Lalu melalui putusan ini, MK menyatakan frasa “citra diri” dalam pasal tersebut bertentangan dengan UUD NKRI Tahun 1945 dan tidak mempunyai kekuatan hukum mengikat. Sepanjang tidak termaknai “Foto/gambar tentang dirinya yang original dan terbaru serta tanpa terekayasa/termanipulasi. Secara berlebihan dengan bantuan teknologi kecerdasan artifisial (AI)”.
Citra Diri
Kemudian dalam pertimbangan putusan, Hakim Konstitusi Arief Hidayat mengatakan. Citra diri yang melekat pada peserta pemilu seharusnya tidak boleh menimbulkan anggapan atau persepsi. Apalagi berbeda antara kemampuan maupun penampilan dari yang sebenarnya dan yang tertuangkan dalam bentuk foto/gambar.

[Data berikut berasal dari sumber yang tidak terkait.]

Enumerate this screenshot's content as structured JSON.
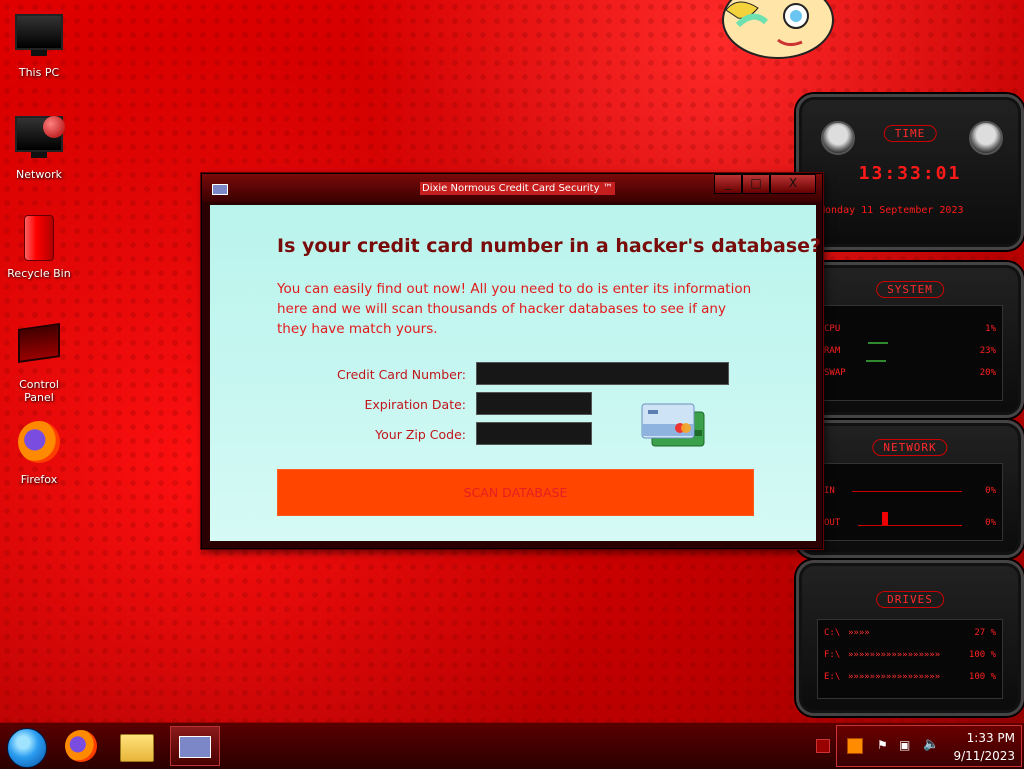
{
  "desktop": {
    "icons": [
      {
        "label": "This PC"
      },
      {
        "label": "Network"
      },
      {
        "label": "Recycle Bin"
      },
      {
        "label": "Control Panel"
      },
      {
        "label": "Firefox"
      }
    ]
  },
  "gadgets": {
    "time": {
      "title": "TIME",
      "clock": "13:33:01",
      "date": "Monday 11 September 2023"
    },
    "system": {
      "title": "SYSTEM",
      "cpu_label": "CPU",
      "cpu_value": "1%",
      "ram_label": "RAM",
      "ram_value": "23%",
      "swap_label": "SWAP",
      "swap_value": "20%"
    },
    "network": {
      "title": "NETWORK",
      "in_label": "IN",
      "in_value": "0%",
      "out_label": "OUT",
      "out_value": "0%"
    },
    "drives": {
      "title": "DRIVES",
      "items": [
        {
          "label": "C:\\",
          "value": "27 %"
        },
        {
          "label": "F:\\",
          "value": "100 %"
        },
        {
          "label": "E:\\",
          "value": "100 %"
        }
      ]
    }
  },
  "window": {
    "title": "Dixie Normous Credit Card Security ™",
    "minimize": "_",
    "maximize": "□",
    "close": "X",
    "headline": "Is your credit card number in a hacker's database?",
    "paragraph": "You can easily find out now! All you need to do is enter its information here and we will scan thousands of hacker databases to see if any they have match yours.",
    "form": {
      "card_label": "Credit Card Number:",
      "card_value": "",
      "exp_label": "Expiration Date:",
      "exp_value": "",
      "zip_label": "Your Zip Code:",
      "zip_value": ""
    },
    "scan_button": "SCAN DATABASE"
  },
  "taskbar": {
    "time": "1:33 PM",
    "date": "9/11/2023"
  }
}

Selanjutnya menurut Mahkamah, citra diri tidak hanya berkaitan dengan pandangan pribadi atau sikap mental tentang diri seseorang. Lebih dari itu, citra diri bagaikan cermin pikiran seseorang yang memantulkan cara memandang diri sendiri. Dan kemudian menjadi daya tarik bagi orang lain.
Lalu Arief menjelaskan bahwa konsistensi menampilkan foto/gambar peserta pemilu yang sesuai dengan keadaan sebenarnya. Termasuk bentuk pengejawantahan dari prinsip jujur yang. Ini merupakan salah satu asas penyelenggaraan pemilu yang teratur konstitusi.

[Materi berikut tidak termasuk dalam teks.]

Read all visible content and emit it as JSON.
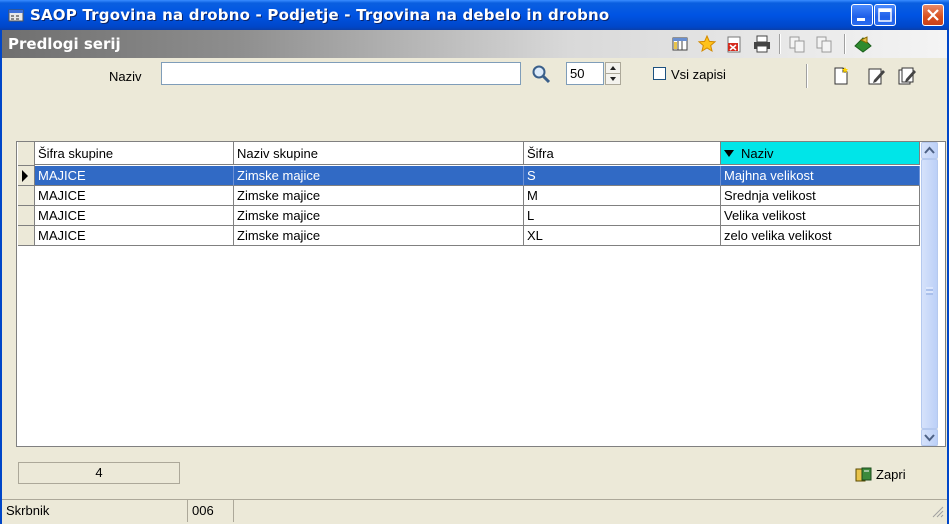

Kemudian MK menilai, frasa “citra diri” dalam Pasal 1 angka 35 UU 7/2017 belum memberikan batasan tegas. Padahal, sebagai ketentuan umum, pasal tersebut seharusnya memberi pengertian yang jelas. Karena akan tergunakan sebagai rujukan dari ketentuan yang terdapat pada norma lainnya pada UU Pemilu.
Kondisi tersebut, sambung Arief, berpotensi menimbulkan multitafsir atau ketidakjelasan. Dan berpeluang memunculkan praktik-praktik peserta pemilu menampilkan jati dirinya yang mengandung rekayasa atau manipulasi.
Manipulasi
Sementara itu, Wakil Ketua MK Saldi Isra mengatakan, rekayasa atau manipulasi yang berlebihan dapat menyebabkan ekuitas merek kandidat. Dengan menaikkan pengetahuan, rasa suka, kualitas, dan loyalitas pemilih terhadap kandidat.

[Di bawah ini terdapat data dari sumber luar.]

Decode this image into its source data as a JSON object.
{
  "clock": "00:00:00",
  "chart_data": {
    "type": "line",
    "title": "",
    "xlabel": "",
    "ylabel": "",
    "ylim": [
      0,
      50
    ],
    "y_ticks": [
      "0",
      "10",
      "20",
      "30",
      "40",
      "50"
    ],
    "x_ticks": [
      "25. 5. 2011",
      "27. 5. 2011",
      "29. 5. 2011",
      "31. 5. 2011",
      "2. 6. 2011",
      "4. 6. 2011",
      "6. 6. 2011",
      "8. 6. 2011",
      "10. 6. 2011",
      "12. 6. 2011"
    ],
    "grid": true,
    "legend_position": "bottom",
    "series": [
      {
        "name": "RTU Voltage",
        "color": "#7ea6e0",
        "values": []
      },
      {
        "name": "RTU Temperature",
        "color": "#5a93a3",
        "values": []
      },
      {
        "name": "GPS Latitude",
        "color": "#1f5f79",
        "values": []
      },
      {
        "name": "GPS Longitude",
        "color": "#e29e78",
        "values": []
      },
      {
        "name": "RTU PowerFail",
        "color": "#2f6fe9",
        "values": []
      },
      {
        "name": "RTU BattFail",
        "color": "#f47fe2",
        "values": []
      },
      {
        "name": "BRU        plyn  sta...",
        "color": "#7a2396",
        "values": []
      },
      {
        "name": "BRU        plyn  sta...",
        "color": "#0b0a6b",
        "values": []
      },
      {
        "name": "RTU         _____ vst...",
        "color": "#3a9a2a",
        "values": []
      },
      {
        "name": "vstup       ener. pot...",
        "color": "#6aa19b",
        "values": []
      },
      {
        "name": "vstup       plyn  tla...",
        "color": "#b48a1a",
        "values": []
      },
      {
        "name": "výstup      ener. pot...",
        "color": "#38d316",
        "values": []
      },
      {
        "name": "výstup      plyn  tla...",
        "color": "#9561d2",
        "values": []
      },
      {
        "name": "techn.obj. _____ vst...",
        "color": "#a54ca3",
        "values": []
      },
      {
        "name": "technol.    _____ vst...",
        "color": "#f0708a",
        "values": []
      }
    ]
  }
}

Kemudian informasi yang tidak benar, menurutnya, dapat merusak kemampuan pemilih. Untuk mengambil keputusan secara berkualitas sehingga hasil citra diri yang terekayasa atau termanipulasi. Secara berlebihan tidak hanya merupakan pemilih, tetapi juga merusak kualitas demokrasi.
“Dengan demikian, Mahkamah berpendapat terhadap norma Pasal 1 angka 355 UU 7/2017 sepanjang frasa ‘citra diri’. Yang berkaitan dengan foto/gambar peserta pemilu harus melakukan pemaknaan bersyarat. Dengan mewajibkan peserta pemilu untuk menampilkan foto/gambar tentang dirinya yang original dan terbaru. Serta tanpa direkayasa/dimanipulasi secara berlebihan dengan bantuan teknologi AI,” demikian Saldi.
Lalu MK juga menegaskan bahwa norma-norma lain yang terdapat dalam UU 7/2017 berkaitan dengan frasa “citra diri” peserta pemilu. Sepanjang berkaitan dengan foto/gambar, keberlakuannya harus menyesuaikan dengan putusan ini. Hal itu mengingat Pasal 1 angka 355 UU 7/2017 termasuk dalam ketentuan umum. Yang menjadi rujukan terhadap norma-norma lainnya dalam undang-undang tersebut.